Raven n’était pas un démon-corbeau pour rien (même si elle ne l’avait jamais vraiment su) puisqu’elle était pleine de mauvais sentiments. À croire qu’il n’y avait que ça pour remuer à l’intérieur d’elle. Entre la colère, un ego surdimensionné qui adore s’envoyer des fleurs à lui-même et sa jalousie tellement maladive qu’elle en devient dangereuse, le corbeau connaissait rarement de « passages à vide », pendant lesquels on se demande quoi faire de cette vie. Elle ne passait pas une seconde sans sentir sa haine bouillir à l’intérieur, sans trouver un prétexte pour ronchonner dans son coin ou rappeler au monde qu’elle est la meilleure. Ce qui ne l’empêchait pas d’en être très fière, d’ailleurs. Raven ne cachait à personne que les choses qui lui appartenaient, n’appartenaient qu’à elle seule et que personne d’autre au monde n’avait le droit d’y toucher. Il garde son nid farouchement, l’oiseau noir, et gare à celui qui approche la patte !
Kot faisait, évidemment, partie de ses possessions. Le chat n’appartenait qu’à elle et, à ce titre, personne d’autre au monde n’avait le droit de le toucher, de l’embêter ou de lui parler. Seulement elle. Sauf que son chat ne voyait pas les choses de la même manière. Lui, il se permettait d’être jaloux qu’elle cause à un autre, mais elle n’avait pas le droit de faire de même.
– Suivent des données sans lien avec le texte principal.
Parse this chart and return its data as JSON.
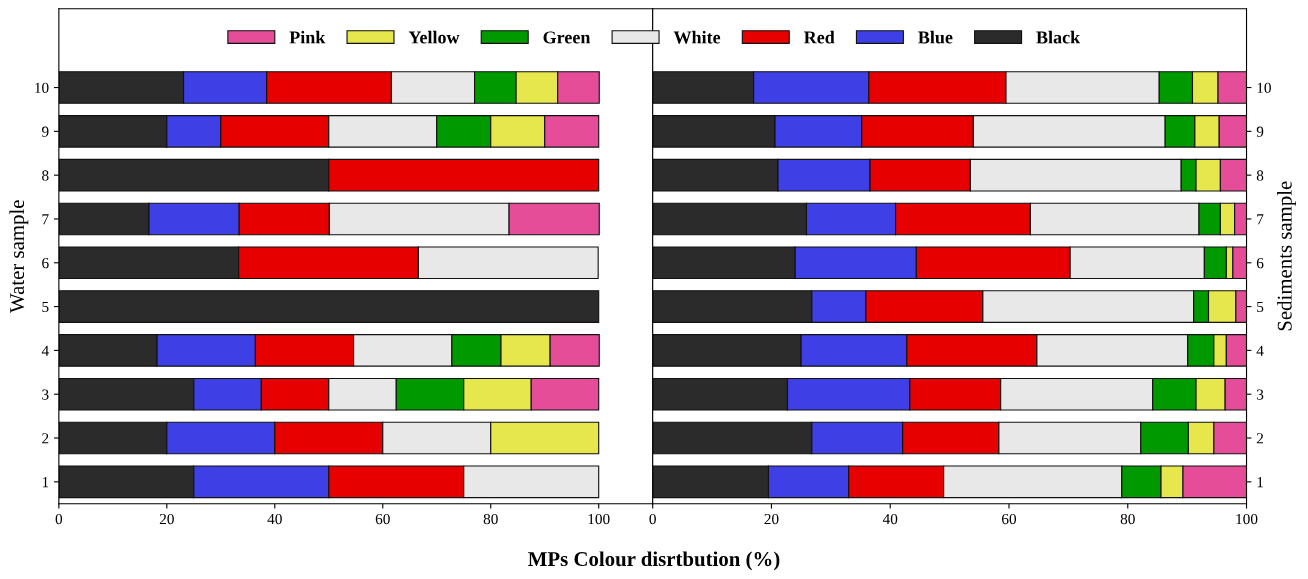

Lui, il pouvait se pointer chez des humaines, réclamer à manger, se faire chouchouter et dormir avec elles, mais Raven n’avait pas besoin d’essayer de faire de même, de son côté, pour savoir qu’il piquerait une crise. Pourtant, elle, on lui demandait de la fermer et d’accepter. Elle ne voulait pas, non. C’était injuste. Elle voyait bien, en plus, elle n’était pas débile, que Kot ne s’entourait que de femmes. De jeunes femmes prêtes à le caresser sans rechigner, lui donner sa pâtée ou accepter qu’il bouffe leurs rêves de petites idiotes. Alors, oui, Raven était jalouse et oui, Raven considérait ça comme une trahison. Ça n’en était pas si loin, il fallait l’avouer. Il vivait avec elles, dormait avec elles, mangeait avec elles, rêvait avec elles, se laissait caresser par elles, mais Raven, elle, n’avait plus le droit de faire toutes ces choses-là. Elle ne le pouvait pas, de toute façon, puisqu’elle était morte et que tout le monde l’avait oubliée.
» Le sexe ? ricana Raven, loin d’être blessée par les mots de Deborah. Ouais, non, ça m’étonnerait franchement. Puis il le faisait déjà avant, avant de savoir que je suis pas crevée, donc c’est pas pour me faire chier. Il comprend même pas que ça me fait… (Non, hors de question, elle ne dirait jamais « souffrir ».) N’empêche qu’il se frotte contre des petites humaines pour pouvoir obtenir de l’attention, alors qu’il passe son temps à me dire que je suis moche et qu’il m’aime pas. Je lui demande pas de l’amour, à ce débile, mais du respect. Apparemment, ça tilte pas dans son petit crâne de moineau.
Dites comme ça, les choses pouvaient paraître étranges, mais Raven s’en fichait éperdument. Elle comprenait ce qu’elle disait, elle, et elle ne s’intéressait pas de savoir si Deborah serait paumée ou non. En vérité, elle partait du principe que dame émotions devait tout comprendre d’elle-même, du premier coup, en faisant travailler un peu ses neurones. Évidemment, Kot ne se « frottait » pas aux humaines dans le sens où les humains auraient tendance à le penser, mais Raven préféra écarter toutes ces réflexions-là, puisque ça ne menait pas loin. Elle en restait, en vérité, à peu près au même point : pour elle, c’était presque tromper et d’un point de vue humain, tromper était égal à divorce, non ? Elle pensait avoir compris au moins ça, mais elle n’était pas certaine. En tout cas, elle, elle ne voulait plus qu’on exige d’elle une fidélité éternelle (corbeau oblige), alors que son mari avait le droit d’aller voir ailleurs quand ça lui chantait.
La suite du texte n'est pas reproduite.